Singapore electricity tariff to rise 17% and gas tariff 7.1% from July to September
Singapore households will face a 17% electricity tariff hike and a 7.1% gas tariff increase from July to September, driven by elevated natural gas prices linked to the Middle East conflict.

- Singapore's electricity tariff rises 17% from July to September, adding S$17.14 to the average four-room HDB monthly bill.
- Town gas tariff increases 7.1%, rising 1.56 cents per kWh to 23.48 cents per kWh before GST.
- EMA cites elevated natural gas prices from the Middle East conflict as the primary cause.
Singapore households will face a 17 per cent increase in electricity tariff and a 7.1 per cent rise in town gas tariff from July to September, the Energy Market Authority (EMA) announced on 30 June 2026.
As a small city-state with limited energy resources, Singapore relies on imports for nearly all its energy needs. Imported natural gas accounts for 95 per cent of the country's electricity production, making Singapore's energy costs highly sensitive to movements in global gas prices.
The higher tariffs are attributed to elevated natural gas prices stemming from the Middle East conflict. Following attacks by Israel and the United States on Iran on 28 February 2026, Iran closed the Strait of Hormuz on 4 March, disrupting a critical shipping route for global LNG supplies. Qatar, one of the world's largest LNG exporters and a key supplier to Asian markets including Singapore, ships its gas through the strait.
The closure sent the LNG Japan Korea Marker (JKM) — the benchmark price for LNG deliveries to Asia — sharply higher. From around US$10 to US$12 per MMBtu before the conflict, JKM surged above US$22 per MMBtu in April, before easing to US$15.82 per MMBtu as of 29 June. Asian LNG contract prices are also commonly indexed to crude oil, meaning the parallel spike in Brent crude — which peaked above US$110 per barrel — compounded the impact on gas costs for buyers in the region.
Grid operator SP Group said electricity prices for households will increase by 4.64 cents per kilowatt-hour (kWh) from the previous quarter, reaching 31.91 cents per kWh before goods and services tax (GST). A four-room Housing and Development Board (HDB) household can expect its average monthly electricity bill to rise by S$17.14 before GST.
The overall electricity tariff, covering both household and non-household consumers, will increase by an average of 17.5 per cent, or 4.66 cents per kWh, compared with the April to June quarter.

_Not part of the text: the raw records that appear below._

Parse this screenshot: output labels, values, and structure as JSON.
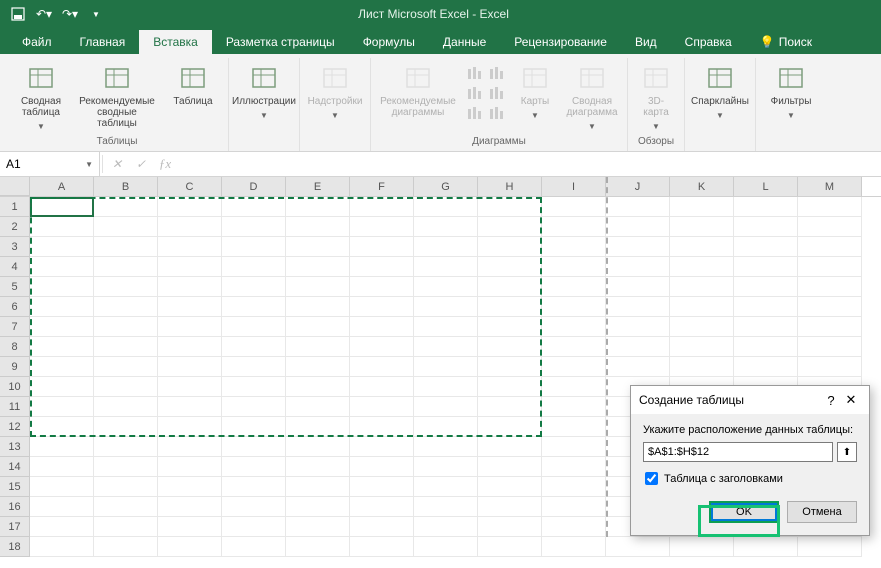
{
  "title": "Лист Microsoft Excel  -  Excel",
  "tabs": [
    "Файл",
    "Главная",
    "Вставка",
    "Разметка страницы",
    "Формулы",
    "Данные",
    "Рецензирование",
    "Вид",
    "Справка"
  ],
  "active_tab_index": 2,
  "tell_me": "Поиск",
  "ribbon": {
    "groups": [
      {
        "label": "Таблицы",
        "items": [
          {
            "name": "pivot-table",
            "label": "Сводная\nтаблица",
            "dd": true
          },
          {
            "name": "recommended-pivot",
            "label": "Рекомендуемые\nсводные таблицы"
          },
          {
            "name": "table",
            "label": "Таблица"
          }
        ]
      },
      {
        "label": "",
        "items": [
          {
            "name": "illustrations",
            "label": "Иллюстрации",
            "dd": true
          }
        ]
      },
      {
        "label": "",
        "items": [
          {
            "name": "addins",
            "label": "Надстройки",
            "dd": true,
            "disabled": true
          }
        ]
      },
      {
        "label": "Диаграммы",
        "items": [
          {
            "name": "recommended-charts",
            "label": "Рекомендуемые\nдиаграммы",
            "disabled": true
          },
          {
            "name": "chart-gallery",
            "small": true,
            "disabled": true
          },
          {
            "name": "maps",
            "label": "Карты",
            "dd": true,
            "disabled": true,
            "narrow": true
          },
          {
            "name": "pivot-chart",
            "label": "Сводная\nдиаграмма",
            "dd": true,
            "disabled": true
          }
        ]
      },
      {
        "label": "Обзоры",
        "items": [
          {
            "name": "3d-map",
            "label": "3D-\nкарта",
            "dd": true,
            "disabled": true,
            "narrow": true
          }
        ]
      },
      {
        "label": "",
        "items": [
          {
            "name": "sparklines",
            "label": "Спарклайны",
            "dd": true
          }
        ]
      },
      {
        "label": "",
        "items": [
          {
            "name": "filters",
            "label": "Фильтры",
            "dd": true
          }
        ]
      }
    ]
  },
  "name_box": "A1",
  "formula": "",
  "columns": [
    "A",
    "B",
    "C",
    "D",
    "E",
    "F",
    "G",
    "H",
    "I",
    "J",
    "K",
    "L",
    "M"
  ],
  "row_count": 18,
  "selection": {
    "range": "A1:H12",
    "active_cell": "A1"
  },
  "dialog": {
    "title": "Создание таблицы",
    "label": "Укажите расположение данных таблицы:",
    "range_value": "$A$1:$H$12",
    "checkbox_label": "Таблица с заголовками",
    "checkbox_checked": true,
    "ok": "OK",
    "cancel": "Отмена"
  }
}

For piped town gas, provider City Energy announced the household gas tariff will rise by 1.56 cents per kWh from the previous quarter to 23.48 cents per kWh before GST.

SP Group and City Energy review electricity and gas tariffs quarterly based on guidelines set by EMA. The tariffs are calculated using gas prices recorded in the first two and a half months of the preceding quarter, meaning price changes in one quarter typically only appear in tariffs the following quarter.
This lag explains the relatively modest increase seen in the April to June quarter, which only captured the initial price surge from 28 February to 15 March — the early weeks of the Middle East conflict. The July to September figures now reflect the sustained elevated prices recorded across April to June.
Households have two options for purchasing electricity: buying from SP Group at the regulated tariff, which is reviewed each quarter, or contracting with an electricity retailer on fixed-price, discount-off-regulated-tariff, or time-of-use plans. During this period of elevated fuel prices, consumers on retail contracts may see higher prices at the point of contract renewal. EMA encourages consumers to compare available plans at its Price Comparison website at compare.openelectricitymarket.sg.
EMA noted the situation in the Middle East remains uncertain but added that fuel prices could fall if conditions improve, potentially resulting in lower electricity and town gas tariffs in the fourth quarter of 2026.
While ongoing peace negotiations and an interim agreement on Hormuz passage have helped ease LNG JKM prices — down more than 15 per cent over the past month — Singapore households will not see any relief until at least October. EMA's Q3 tariffs were locked in using gas prices from April to mid-June, when JKM was trading above US$20 per MMBtu. Even if the situation stabilises, a sustained drop in global LNG prices would need to be maintained through July and into August before it can translate into lower tariffs for the October to December quarter.
"EMA continues to monitor the fuel supply situation closely and work with the industry to ensure supply security," the authority said.